The discount retailer has more than 370 Canadian locations, most
in big buildings that occupy the kind of acreage only the suburbs can provide.
Reaching urban shoppers has remained a challenge.
To solve this problem, Walmart teamed with Procter & Gamble to
convert 50 Toronto Transit Commission bus shelters into virtual Walmart stores.
This week, the shelters were fitted with posters featuring QR
codes for Procter & Gamble products. Scanning the codes with their
smartphones, riders are taken to a Walmart web page that allows them to buy the
product and have it delivered for free.
The virtual stores required no special arrangement with the TTC —
Procter & Gamble spokesperson Victoria Maybee says the posters were part of
a standard media purchase.
She says the campaign, which will last for four weeks, is focused
on bringing Walmart to a group of consumers who wouldn’t normally shop there.
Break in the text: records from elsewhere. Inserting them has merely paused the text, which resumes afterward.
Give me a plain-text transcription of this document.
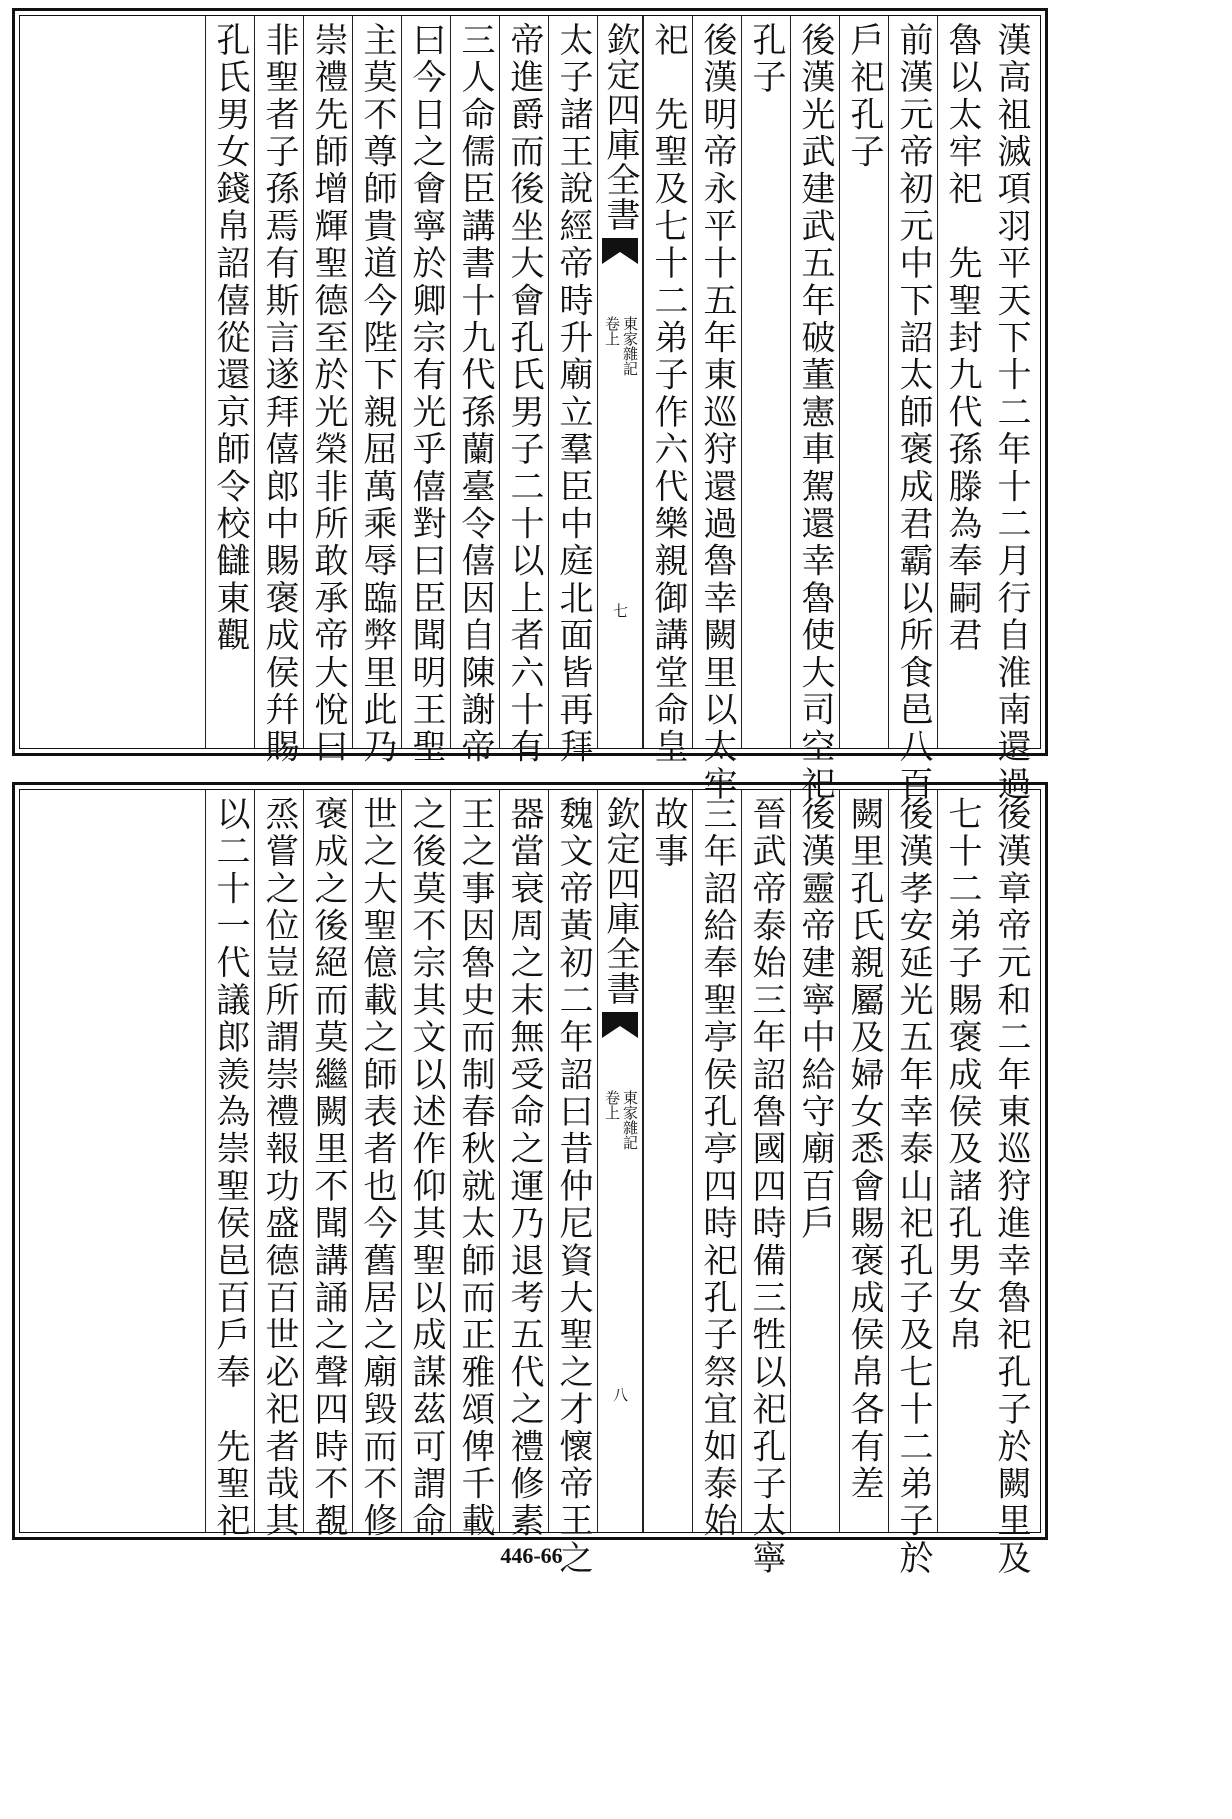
漢高祖滅項羽平天下十二年十二月行自淮南還過
魯以太牢祀　先聖封九代孫滕為奉嗣君
前漢元帝初元中下詔太師褒成君霸以所食邑八百
戶祀孔子
後漢光武建武五年破董憲車駕還幸魯使大司空祀
孔子
後漢明帝永平十五年東巡狩還過魯幸闕里以太牢
祀　先聖及七十二弟子作六代樂親御講堂命皇
欽定四庫全書
東家雜記
卷上
七
太子諸王說經帝時升廟立羣臣中庭北面皆再拜
帝進爵而後坐大會孔氏男子二十以上者六十有
三人命儒臣講書十九代孫蘭臺令僖因自陳謝帝
曰今日之會寧於卿宗有光乎僖對曰臣聞明王聖
主莫不尊師貴道今陛下親屈萬乘辱臨弊里此乃
崇禮先師增輝聖德至於光榮非所敢承帝大悅曰
非聖者子孫焉有斯言遂拜僖郎中賜褒成侯幷賜
孔氏男女錢帛詔僖從還京師令校讎東觀
後漢章帝元和二年東巡狩進幸魯祀孔子於闕里及
七十二弟子賜褒成侯及諸孔男女帛
後漢孝安延光五年幸泰山祀孔子及七十二弟子於
闕里孔氏親屬及婦女悉會賜褒成侯帛各有差
後漢靈帝建寧中給守廟百戶
晉武帝泰始三年詔魯國四時備三牲以祀孔子太寧
三年詔給奉聖亭侯孔亭四時祀孔子祭宜如泰始
故事
欽定四庫全書
東家雜記
卷上
八
魏文帝黃初二年詔曰昔仲尼資大聖之才懷帝王之
器當衰周之末無受命之運乃退考五代之禮修素
王之事因魯史而制春秋就太師而正雅頌俾千載
之後莫不宗其文以述作仰其聖以成謀茲可謂命
世之大聖億載之師表者也今舊居之廟毀而不修
褒成之後絕而莫繼闕里不聞講誦之聲四時不覩
烝嘗之位豈所謂崇禮報功盛德百世必祀者哉其
以二十一代議郎羨為崇聖侯邑百戶奉　先聖祀
446-66
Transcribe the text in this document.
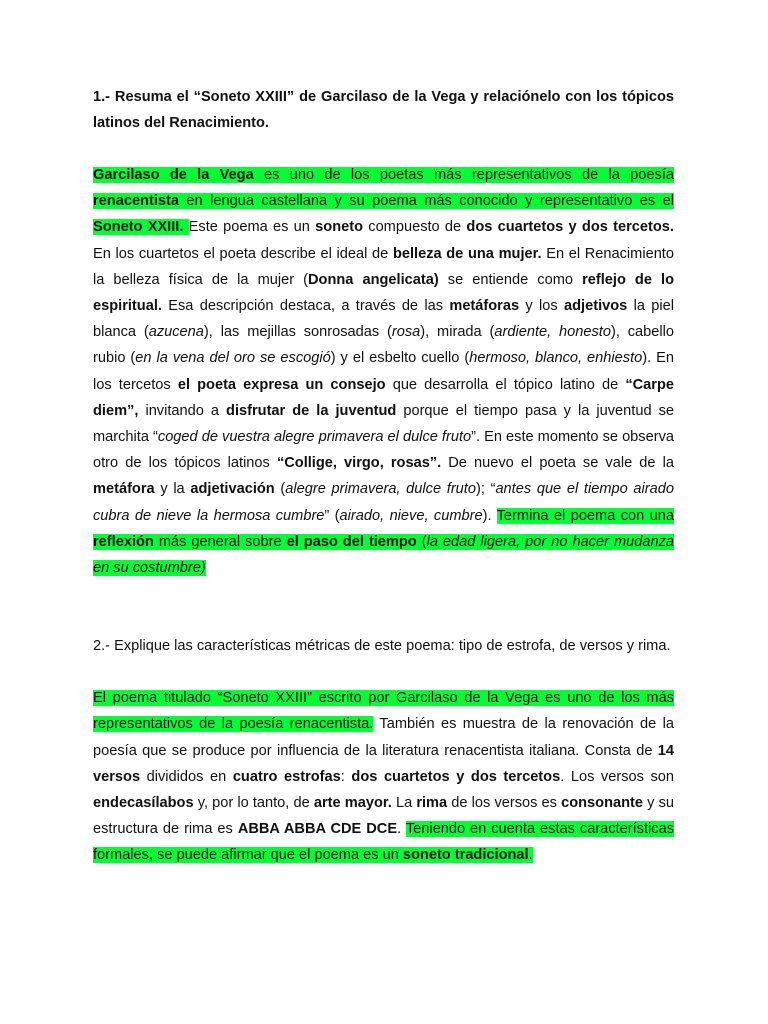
1.- Resuma el “Soneto XXIII” de Garcilaso de la Vega y relaciónelo con los tópicos latinos del Renacimiento.

Garcilaso de la Vega es uno de los poetas más representativos de la poesía renacentista en lengua castellana y su poema más conocido y representativo es el Soneto XXIII. Este poema es un soneto compuesto de dos cuartetos y dos tercetos. En los cuartetos el poeta describe el ideal de belleza de una mujer. En el Renacimiento la belleza física de la mujer (Donna angelicata) se entiende como reflejo de lo espiritual. Esa descripción destaca, a través de las metáforas y los adjetivos la piel blanca (azucena), las mejillas sonrosadas (rosa), mirada (ardiente, honesto), cabello rubio (en la vena del oro se escogió) y el esbelto cuello (hermoso, blanco, enhiesto). En los tercetos el poeta expresa un consejo que desarrolla el tópico latino de “Carpe diem”, invitando a disfrutar de la juventud porque el tiempo pasa y la juventud se marchita “coged de vuestra alegre primavera el dulce fruto”. En este momento se observa otro de los tópicos latinos “Collige, virgo, rosas”. De nuevo el poeta se vale de la metáfora y la adjetivación (alegre primavera, dulce fruto); “antes que el tiempo airado cubra de nieve la hermosa cumbre” (airado, nieve, cumbre). Termina el poema con una reflexión más general sobre el paso del tiempo (la edad ligera, por no hacer mudanza en su costumbre)

2.- Explique las características métricas de este poema: tipo de estrofa, de versos y rima.

El poema titulado “Soneto XXIII” escrito por Garcilaso de la Vega es uno de los más representativos de la poesía renacentista. También es muestra de la renovación de la poesía que se produce por influencia de la literatura renacentista italiana. Consta de 14 versos divididos en cuatro estrofas: dos cuartetos y dos tercetos. Los versos son endecasílabos y, por lo tanto, de arte mayor. La rima de los versos es consonante y su estructura de rima es ABBA ABBA CDE DCE. Teniendo en cuenta estas características formales, se puede afirmar que el poema es un soneto tradicional.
“This is a great way to approach high-density areas that have a
high concentration of e-commerce customers,” said Simon Rodrigue, Walmart
Canada’s vice president of e-commerce. “It allows us to very quickly target
them.”
Rodrigue points out that Walmart’s online shopping program is less
than two years old, and that virtual stores help drive users to Walmart’s
e-commerce site. He says that in the three days since the bus shelter stores
launched, traffic to Walmart.ca from downtown Toronto has increased measurably.
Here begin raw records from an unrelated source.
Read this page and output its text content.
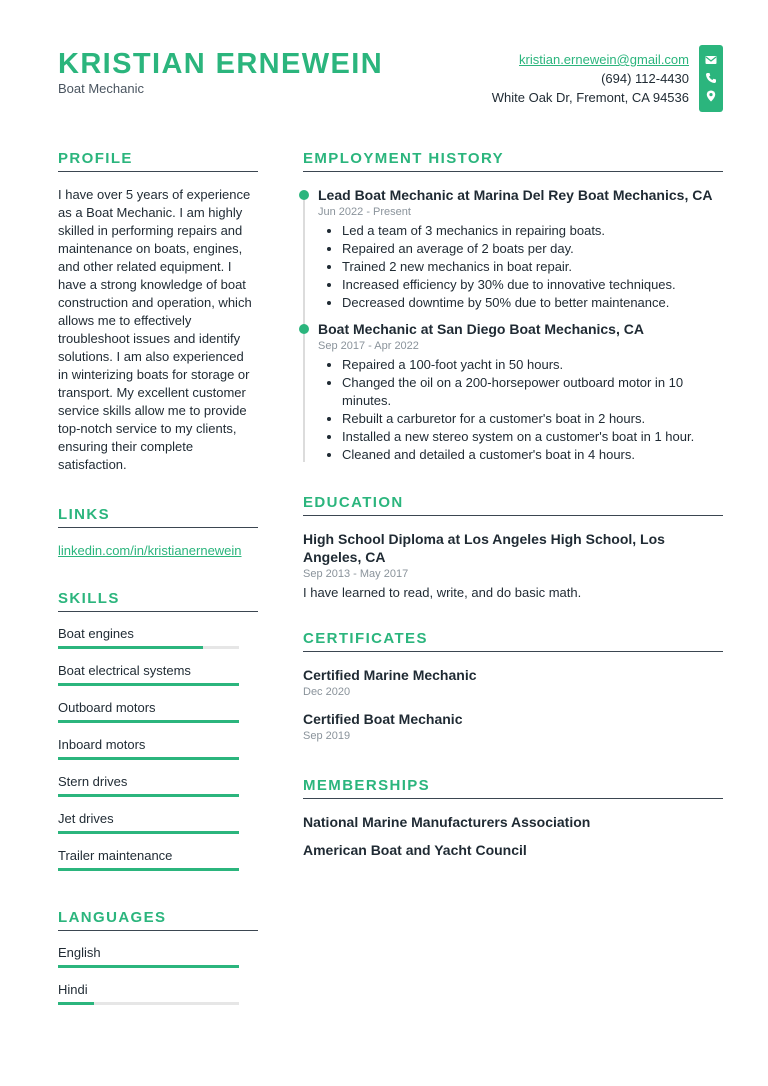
KRISTIAN ERNEWEIN
Boat Mechanic
kristian.ernewein@gmail.com
(694) 112-4430
White Oak Dr, Fremont, CA 94536
PROFILE
I have over 5 years of experience as a Boat Mechanic. I am highly skilled in performing repairs and maintenance on boats, engines, and other related equipment. I have a strong knowledge of boat construction and operation, which allows me to effectively troubleshoot issues and identify solutions. I am also experienced in winterizing boats for storage or transport. My excellent customer service skills allow me to provide top-notch service to my clients, ensuring their complete satisfaction.
LINKS
linkedin.com/in/kristianernewein
SKILLS
Boat engines
Boat electrical systems
Outboard motors
Inboard motors
Stern drives
Jet drives
Trailer maintenance
LANGUAGES
English
Hindi
EMPLOYMENT HISTORY
Lead Boat Mechanic at Marina Del Rey Boat Mechanics, CA
Jun 2022 - Present
• Led a team of 3 mechanics in repairing boats.
• Repaired an average of 2 boats per day.
• Trained 2 new mechanics in boat repair.
• Increased efficiency by 30% due to innovative techniques.
• Decreased downtime by 50% due to better maintenance.
Boat Mechanic at San Diego Boat Mechanics, CA
Sep 2017 - Apr 2022
• Repaired a 100-foot yacht in 50 hours.
• Changed the oil on a 200-horsepower outboard motor in 10 minutes.
• Rebuilt a carburetor for a customer's boat in 2 hours.
• Installed a new stereo system on a customer's boat in 1 hour.
• Cleaned and detailed a customer's boat in 4 hours.
EDUCATION
High School Diploma at Los Angeles High School, Los Angeles, CA
Sep 2013 - May 2017
I have learned to read, write, and do basic math.
CERTIFICATES
Certified Marine Mechanic
Dec 2020
Certified Boat Mechanic
Sep 2019
MEMBERSHIPS
National Marine Manufacturers Association
American Boat and Yacht Council
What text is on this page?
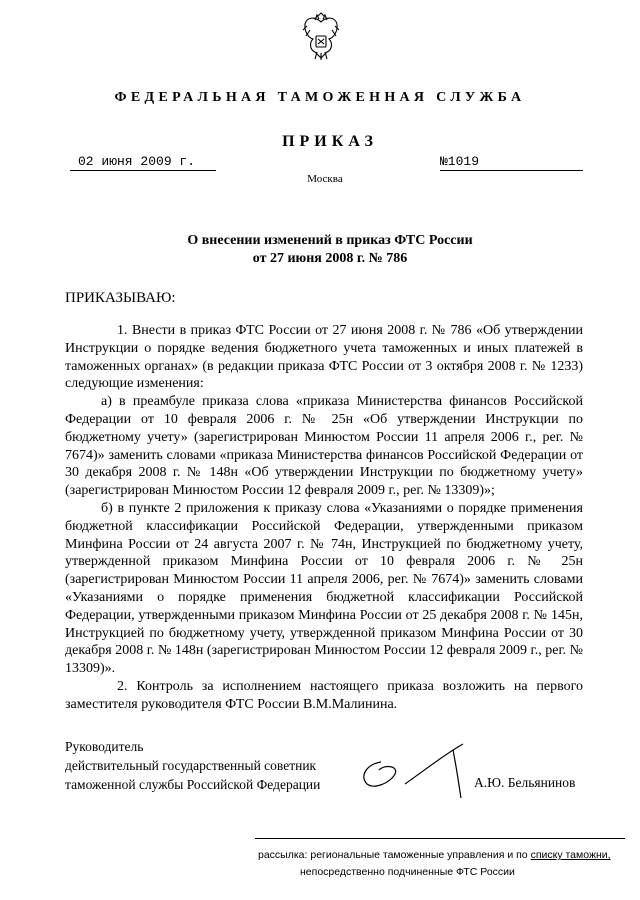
ФЕДЕРАЛЬНАЯ ТАМОЖЕННАЯ СЛУЖБА
ПРИКАЗ
02 июня 2009 г.	№1019
Москва
О внесении изменений в приказ ФТС России
от 27 июня 2008 г. № 786
ПРИКАЗЫВАЮ:

1. Внести в приказ ФТС России от 27 июня 2008 г. № 786 «Об утверждении Инструкции о порядке ведения бюджетного учета таможенных и иных платежей в таможенных органах» (в редакции приказа ФТС России от 3 октября 2008 г. № 1233) следующие изменения:

а) в преамбуле приказа слова «приказа Министерства финансов Российской Федерации от 10 февраля 2006 г. № 25н «Об утверждении Инструкции по бюджетному учету» (зарегистрирован Минюстом России 11 апреля 2006 г., рег. № 7674)» заменить словами «приказа Министерства финансов Российской Федерации от 30 декабря 2008 г. № 148н «Об утверждении Инструкции по бюджетному учету» (зарегистрирован Минюстом России 12 февраля 2009 г., рег. № 13309)»;

б) в пункте 2 приложения к приказу слова «Указаниями о порядке применения бюджетной классификации Российской Федерации, утвержденными приказом Минфина России от 24 августа 2007 г. № 74н, Инструкцией по бюджетному учету, утвержденной приказом Минфина России от 10 февраля 2006 г. № 25н (зарегистрирован Минюстом России 11 апреля 2006, рег. № 7674)» заменить словами «Указаниями о порядке применения бюджетной классификации Российской Федерации, утвержденными приказом Минфина России от 25 декабря 2008 г. № 145н, Инструкцией по бюджетному учету, утвержденной приказом Минфина России от 30 декабря 2008 г. № 148н (зарегистрирован Минюстом России 12 февраля 2009 г., рег. № 13309)».

2. Контроль за исполнением настоящего приказа возложить на первого заместителя руководителя ФТС России В.М.Малинина.

Руководитель
действительный государственный советник
таможенной службы Российской Федерации	А.Ю. Бельянинов
рассылка: региональные таможенные управления и по списку таможни,
непосредственно подчиненные ФТС России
The shelters are located in areas of heavy transit use — the
downtown core, King St. W, and uptown — and feature anywhere from two to six
products.
One set of shelters peddles baby products, while a second sells
beauty goods and a third showcases winners of Canadian Living magazine’s Best
New Products awards.
While this campaign marks the first time Walmart and Procter &
Gamble have collaborated on virtual stores in Canadian transit shelters, both
companies ran virtual stores last year. Procter & Gamble set up in Union
Station, while Walmart and Mattel ran a virtual toy store in the PATH.
Last year, New Zealand-based grocery story chain Countdown enabled
mobile-phone shopping at bus shelters in cities like Auckland and Wellington.
Before that, Korean retailer Tesco Homeplus turned entire subway stations in Seoul into virtual stores.